As you can see it took a long time to build up fitness that was then totally wiped out in 6 weeks. I can add a massive pinch of salt here; while I’ll try to record all my training/races on my watch I can’t use it for adventure races because it’s a GPS so banned and wouldn’t have the battery life to last 200 hours. We did have a team recorder that was allowed, but I’m not sure if any of those metrics record in for me as it’s just one big activity (Discovery definitely didn’t reward me with a free coffee, but that’s ok).

What’s my point, when I started running properly again in January, I might have been starting from a much lower base than I envisioned. Probably a good thing I did a fair bit of Cederberg hiking first in the December break.

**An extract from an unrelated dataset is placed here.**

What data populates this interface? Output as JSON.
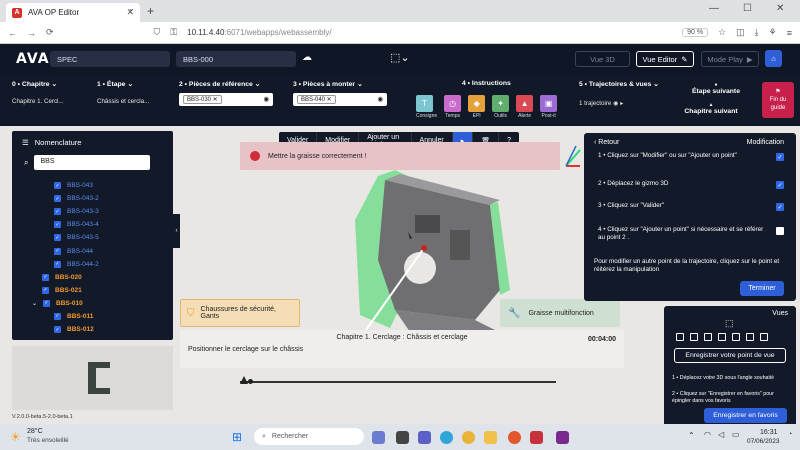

I considered the two training plan extremes of winging it (with additional advice at the running club bar) and getting an actual coach. The middle ground was to pick one of the training schedules you download off the Comrades website. I went for this, they’re done by Lindsay Parry the “official coach of Comrades” who has been in this game for a while. It’s free, but obviously very generalised and limited to the goal time you have in mind. My thinking was to see if this worked for me for two months and then reassess. It really slotted into my thumbsuck of building up mileage gradually with a qualifying marathon end of march ( Two oceans idea came later). That is how I got three A4 pages stuck to the inside of my cupboard door. I’d look at them every day, taking it week by week, and adjusting my schedule and plans for the coming days. Every 6 weeks I’d take them down and physically compare my actual time on foot/distance to the goal.

That’s a plan, do what you can. I’ve had a full week of zero running now three weeks out from race day, which is not in the schedule. Could have been better, could have been worse and no point worrying about what you can’t change. The one thing I know is that you definitely don’t try cram it back so late in the game!